While goldsmithing might be considered a profession which is dominated by men, interviews in Lagos show that women were becoming more and more visible as goldsmiths from the 1960s. The literature for Ghana suggests that it was higher education that facilitated women joining the profession. This was not available in Nigeria, but women nevertheless joined the profession suggesting a more complex explanation. With the economic crisis, women devised various strategies to manage challenges. As this paper sought to highlight, women reconfigured their relationships with customers, creating ways to interact which were shaped by trust. Although some women left manufacturing behind, they could continue practising the profession in a modified form.
African Studies Association of the UK Conference, August 2024
Panel title: New African Economic Histories. Paper title: "Approaching a history of 'Making Things': women goldsmiths in Lagos, ca. 1940-1980. Creating, Meaning Making and Experience"
This presentation addressed the importance of artisanal labour and craft production for West African economies. Its aim was to point to knowledge about making and knowledge systems of making, and to think about ways in which we might think about the relationship between crafts in West Africa and global histories of capitalism.
The focus of the paper was on women goldsmiths in Lagos, and it situated their activities in the broader, historical context of "making things" in Lagos. That is to say, it addressed the various ways in which productive labour has been discussed in Lagos in news media and other printed materials. It then turned to the ways in which tools and machines, and thus "regimes of making", changed or remained seemingly unchanged: it argued that various ways of "making things" exist in parallel which comments on linear notions of progress and innovation, but also speaks to the workings of capitalism.
Seminar Series: Anthropologies of Skill and Making, 2024
"Rhythms of Bangles, Rhythms of Buns: Goldsmiths and Bakers, Temporalities and World Orders in Lagos and Accra, ca. 1940s-1980s"

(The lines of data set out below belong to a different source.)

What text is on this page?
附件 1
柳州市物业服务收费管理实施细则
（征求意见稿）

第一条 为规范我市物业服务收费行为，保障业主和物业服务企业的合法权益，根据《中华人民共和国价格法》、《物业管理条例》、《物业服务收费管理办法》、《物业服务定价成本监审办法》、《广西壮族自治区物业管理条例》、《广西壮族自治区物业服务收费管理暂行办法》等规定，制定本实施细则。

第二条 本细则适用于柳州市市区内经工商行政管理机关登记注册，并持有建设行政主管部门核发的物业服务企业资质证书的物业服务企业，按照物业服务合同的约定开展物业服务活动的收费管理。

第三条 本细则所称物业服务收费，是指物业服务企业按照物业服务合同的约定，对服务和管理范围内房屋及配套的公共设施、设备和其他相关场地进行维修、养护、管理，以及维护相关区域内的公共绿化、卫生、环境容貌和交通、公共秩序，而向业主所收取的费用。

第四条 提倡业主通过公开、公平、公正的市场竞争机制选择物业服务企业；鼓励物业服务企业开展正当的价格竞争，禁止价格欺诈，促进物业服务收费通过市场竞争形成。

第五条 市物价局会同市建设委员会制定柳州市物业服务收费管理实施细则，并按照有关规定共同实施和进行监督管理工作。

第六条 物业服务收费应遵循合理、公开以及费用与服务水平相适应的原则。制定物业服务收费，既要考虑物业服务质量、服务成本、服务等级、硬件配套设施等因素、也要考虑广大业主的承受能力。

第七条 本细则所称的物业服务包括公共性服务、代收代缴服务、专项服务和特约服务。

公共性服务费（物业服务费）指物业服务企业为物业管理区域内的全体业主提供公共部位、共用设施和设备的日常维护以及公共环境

This talk has given insight into the work - the "making" - of bakers and goldsmiths in Accra and Lagos. It has focused on different rhythms that structure this work - such as those coming with changing tools and machinery. Of interest were however also how world orders, such as economic world orders or world orders reproduced in media, that portray a world in which Africa is marginalised, shape and inform processes of "making".

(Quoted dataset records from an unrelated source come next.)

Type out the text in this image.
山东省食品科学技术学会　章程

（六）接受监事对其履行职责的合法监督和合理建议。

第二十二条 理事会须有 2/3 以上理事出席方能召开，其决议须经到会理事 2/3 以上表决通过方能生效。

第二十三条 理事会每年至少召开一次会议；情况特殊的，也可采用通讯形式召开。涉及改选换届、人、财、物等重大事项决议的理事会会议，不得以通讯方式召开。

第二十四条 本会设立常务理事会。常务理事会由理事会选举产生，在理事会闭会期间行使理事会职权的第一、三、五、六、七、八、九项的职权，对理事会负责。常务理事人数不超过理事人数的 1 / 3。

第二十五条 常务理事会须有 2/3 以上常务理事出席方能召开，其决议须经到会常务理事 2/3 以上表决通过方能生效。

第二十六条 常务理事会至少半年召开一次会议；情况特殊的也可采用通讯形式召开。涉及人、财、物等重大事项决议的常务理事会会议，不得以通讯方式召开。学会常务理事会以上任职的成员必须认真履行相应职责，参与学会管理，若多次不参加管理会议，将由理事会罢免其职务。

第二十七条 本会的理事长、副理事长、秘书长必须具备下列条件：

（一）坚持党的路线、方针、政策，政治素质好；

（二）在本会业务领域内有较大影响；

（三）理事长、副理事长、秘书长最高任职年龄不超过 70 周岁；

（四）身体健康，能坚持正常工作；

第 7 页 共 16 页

The talk sought to illustrate how makers bring different, co-existing rhythms and modes of production into conversation. And that this gives us insight into the ways in which practitioners navigate and come to terms with existing world orders and customer demands.
Re-search: A Workshop Exploring the Notion of Research as Theory, Practice, and Identity
"Research, Community, and Brokerage: Reflections from a 'halfie' position"

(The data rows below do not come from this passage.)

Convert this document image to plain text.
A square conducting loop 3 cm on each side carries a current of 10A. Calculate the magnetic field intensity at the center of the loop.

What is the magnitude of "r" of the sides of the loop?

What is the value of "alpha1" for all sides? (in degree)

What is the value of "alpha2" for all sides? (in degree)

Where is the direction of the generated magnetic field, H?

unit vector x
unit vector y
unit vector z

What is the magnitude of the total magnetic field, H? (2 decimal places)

This paper has reflected on what "research" might mean. It has started thinking about this from a position in which culture or identity is mixed by virtue of migration, overseas education or parentage. What tensions and comforts come with such positions? What can research mean in terms of identity and community building? Who is the audience we imagine when doing research?
With this reflection, this paper seeks to contribute to broader thinking about how the ways we do research can reflect a wide range of experiences in the academy and beyond. It also seeks to encourage critical thinking about what is considered objective, neutral and worthy knowledge. It asks about the kinds of relationships we want to build when doing research.